Organizations that want to flip the switch need to follow a four-step process:

  1. Check licenses: Confirm that you have Microsoft 365 Copilot licenses assigned to the users who will interact with the agent, and that your Workday tenant is on a release that supports the Sana Self-Service Agent (Workday 2025R2 or later).
  2. Configure the Workday side: In the Workday tenant, an administrator must enable the Copilot integration in the Sana Hub, map the required business objects (workers, absences, expenses, etc.), and set the scope of transactional actions.
  3. Install the agent in Microsoft 365: From the Microsoft 365 admin center, navigate to Settings > Integrated Apps, find “Workday Sana Self-Service Agent,” and deploy it to the intended users or groups. The agent then appears in the Copilot plug-in catalog.
  4. Communicate and train: Early adopters stress that a quick internal comms campaign—maybe a 90-second video showing three sample prompts—cuts confusion. Some companies also stood up a Copilot “cheat sheet” channel in Teams where employees share prompts that saved them time.

Workday published a deployment guide on its community site, and Microsoft added a dedicated implementation checklist to its Copilot documentation.

Competitive landscape and what comes next

Workday isn’t the first to bridge enterprise HR systems with Microsoft’s AI assistant. SAP announced a similar integration for SuccessFactors at last month’s Sapphire event, and Oracle is trailing with a Connect agent for HCM Cloud that’s still in controlled beta. But Workday’s timing gives it a head start among the Fortune 500 companies that already run both Workday and Microsoft 365.

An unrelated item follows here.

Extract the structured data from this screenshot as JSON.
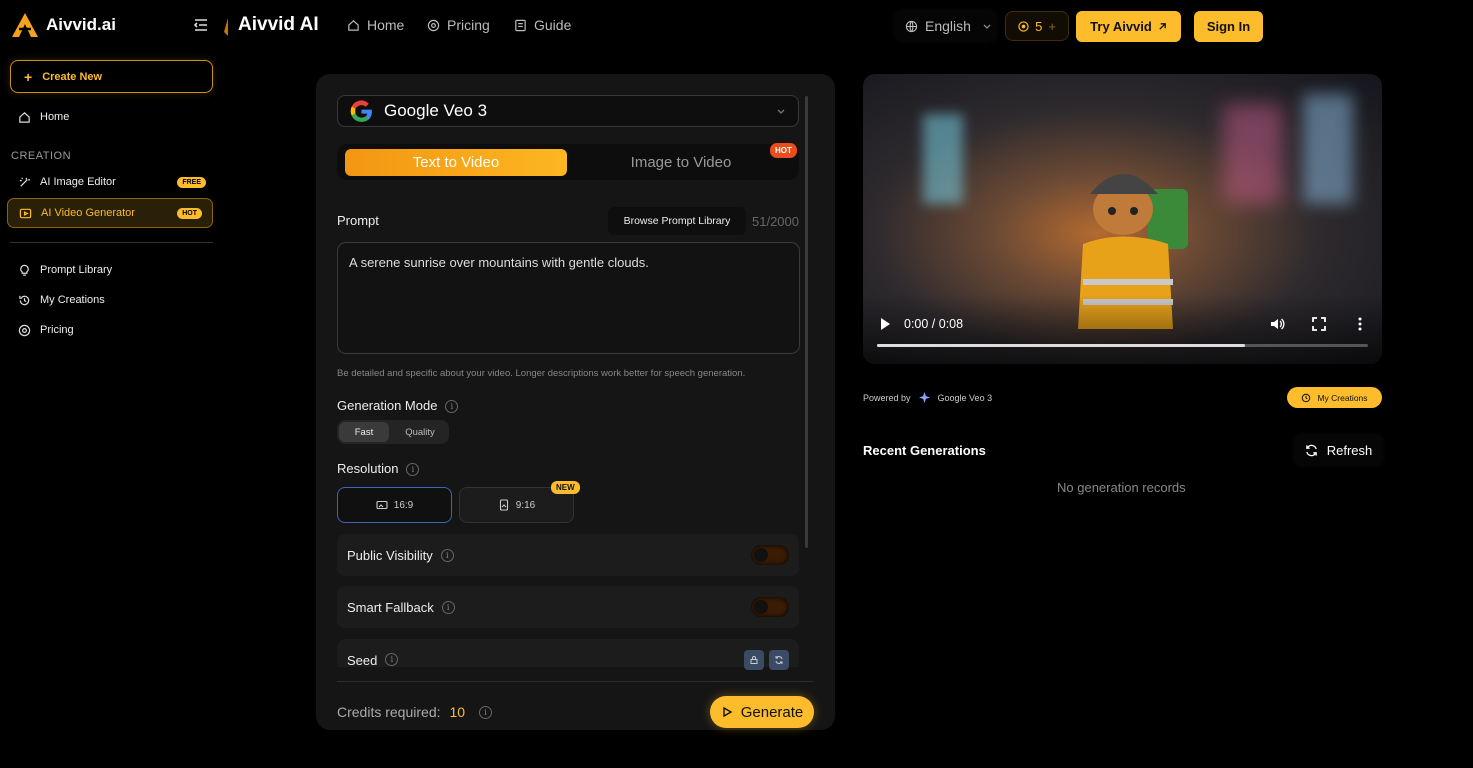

Looking ahead, Workday product leaders teased that the Sana agent will soon extend into Microsoft Teams Rooms, so an employee could walk into a conference room and ask Copilot to log a travel expense incurred during the meeting. Deeper hooks into Microsoft Purview for more granular auditing are also on the roadmap, along with a “Copilot Actions” feature that lets users string together multi-step HR processes with a single prompt—say, “I’m moving to New York; update my tax withholding and enroll me in the New York commuter benefits program.”

For now, the general availability of the Sana agent gives Microsoft 365 Copilot a tangible productivity argument that goes beyond summarizing emails. By connecting the assistant to the system of record for people and money, Workday and Microsoft have turned the chatbot into a capable HR and finance concierge. The real test will be whether line-of-business leaders trust it with more than just checking their vacation balance.